Он плюхнулся на согретую солнцем постель и, положив под голову руку, закрыл глаза. Упиваясь теплом, Наджиб улыбался. Теперь, приняв правильное решение, он чувствовал себя превосходно. Честно говоря, он вообще не припоминал, чтобы ему когда-нибудь было так хорошо.
Он поможет ей бежать, преодолеет все препятствия, которые встретятся на их пути.
Поступив так, ему, возможно, удастся доказать ей, что его любовь искренна. И, может быть, таким образом, он искупит свою вину за те боль и ужас, которые ей пришлось испытать.
Приняв решение, Наджиб наконец впервые за много дней провалился в глубокий, живительный и совершенно безмятежный сон в сиянии лучей, которыми солнце заливало его постель.
Огромная, достойная современной одалиски кровать была завалена книгами и журналами, которые Дэлии удалось найти. Мягко горел ночник, стакан воды и пульт дистанционного управления телевизора были под рукой, из стерео неслась нежная музыка – «Мужчина и женщина», «Тема Лары», «Лунная река».
Посреди всего этого лежала Дэлия, натянув до подбородка стеганое шелковое покрывало и защитив глаза от света черной бархатной повязкой. Лежала неподвижно, как статуя, и только неровное дыхание выдавало, что она бодрствует.
Чего только она ни перепробовала: считать овец, считать от ста до нуля, молиться, мысленно заставлять неметь тело, начиная с пальцев ног, как учил ее Тоши Ишаги. Дэлия пролистала кучу журналов и пыталась читать книгу. Затем откинулась на подушки, убежденная в том, что если все другие средства бессильны, то уж Мантовани точно унесет ее в царство снов.
Ну что же, она ошиблась. Последние два часа только и делала, что беспокойно ворочалась, без конца взбивая пуховые подушки.
В конце концов она села, стянула с лица повязку и, отшвырнув ее прочь, стукнула кулаком по кровати.
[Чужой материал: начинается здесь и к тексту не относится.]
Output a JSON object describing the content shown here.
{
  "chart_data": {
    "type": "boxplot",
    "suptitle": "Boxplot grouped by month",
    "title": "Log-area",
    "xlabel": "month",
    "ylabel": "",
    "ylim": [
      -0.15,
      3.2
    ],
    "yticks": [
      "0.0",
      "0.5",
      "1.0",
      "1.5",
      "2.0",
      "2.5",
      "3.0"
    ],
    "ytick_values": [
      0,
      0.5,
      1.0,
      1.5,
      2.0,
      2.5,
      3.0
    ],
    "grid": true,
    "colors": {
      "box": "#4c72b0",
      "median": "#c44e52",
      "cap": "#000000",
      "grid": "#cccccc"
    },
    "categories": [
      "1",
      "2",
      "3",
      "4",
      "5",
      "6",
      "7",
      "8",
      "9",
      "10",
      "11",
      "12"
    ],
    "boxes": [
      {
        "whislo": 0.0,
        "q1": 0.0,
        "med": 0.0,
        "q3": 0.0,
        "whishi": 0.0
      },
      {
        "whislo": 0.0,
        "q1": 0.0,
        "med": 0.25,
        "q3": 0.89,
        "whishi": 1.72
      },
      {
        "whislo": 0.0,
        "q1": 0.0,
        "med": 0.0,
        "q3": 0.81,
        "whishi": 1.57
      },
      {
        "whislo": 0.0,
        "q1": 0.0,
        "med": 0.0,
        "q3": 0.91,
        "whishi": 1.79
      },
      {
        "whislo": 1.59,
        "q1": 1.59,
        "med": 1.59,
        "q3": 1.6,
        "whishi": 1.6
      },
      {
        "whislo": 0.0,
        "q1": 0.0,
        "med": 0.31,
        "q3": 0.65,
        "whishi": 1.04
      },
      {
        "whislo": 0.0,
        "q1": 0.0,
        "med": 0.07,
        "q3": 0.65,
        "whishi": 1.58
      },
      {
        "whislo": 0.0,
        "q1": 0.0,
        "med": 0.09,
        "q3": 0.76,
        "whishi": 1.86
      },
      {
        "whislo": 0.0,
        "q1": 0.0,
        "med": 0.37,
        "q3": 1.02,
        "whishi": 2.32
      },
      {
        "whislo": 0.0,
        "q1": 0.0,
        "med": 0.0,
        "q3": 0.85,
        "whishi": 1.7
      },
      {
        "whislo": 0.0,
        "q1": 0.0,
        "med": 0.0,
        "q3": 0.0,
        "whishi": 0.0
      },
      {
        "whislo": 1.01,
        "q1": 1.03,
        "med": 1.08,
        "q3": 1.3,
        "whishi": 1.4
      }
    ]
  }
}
Бесполезно. Ничего не помогало. Как ни старалась она выбросить все мысли из головы и забыться спокойным сном, перед ее взором, приводя в исступление, то и дело настойчиво вставало лицо – кого бы вы думали? – Наджиба Аль-Амира! Наджиба Аль-Амира, мерзавца, равного которому нет на свете, подонка, по сравнению с которым все остальные подонки казались младенцами, арабского преступника, благодаря которому – ей это было прекрасно известно – она и попала в эту переделку. Чтоб его четвертовали, а потом пусть он вечно горит в аду на медленном огне! Чего только она ни перепробовала, чтобы изгнать его из своих мыслей. Дошла даже до того, что стала придумывать для него подходящий конец: расчленение в результате страшной аварии; перелом позвоночника, из-за которого он становится калекой; проказа в последней стадии; кастрация, что звучало наиболее заманчиво. Когда же и это не помогло, она попыталась мысленно убить его, представляя себя кем-то вроде безумной оперной Медеи. В мыслях Дэлия то закапывала его, то била дубинкой, то казнила на электрическом стуле. Она испробовала все способы убийства, которые только смогла вспомнить, в том числе и самые ужасные: электронож, паровой утюг и паяльную лампу. Но его лицо выходило из всех этих воображаемых злоключений целым и невредимым, и от этого она злилась все больше и больше.
В конце концов, чувствуя, что ее нервы по-прежнему натянуты, как стальные пружины, она резко откинула покрывало и выскочила из постели. Дэлия была так напряжена, что у нее дрожали руки. Затем она опустилась на край кровати и принялась тереть ладонью глаза. Нужно взять себя в руки! Иначе, если она не будет осторожна, то просто заболеет. Слишком уж велика амплитуда: от глубочайшего отчаяния до страшного гнева.
Это так на нее не похоже. Так странно. Что с ней творится?
А ночь все тянулась – казалось, ей не будет конца.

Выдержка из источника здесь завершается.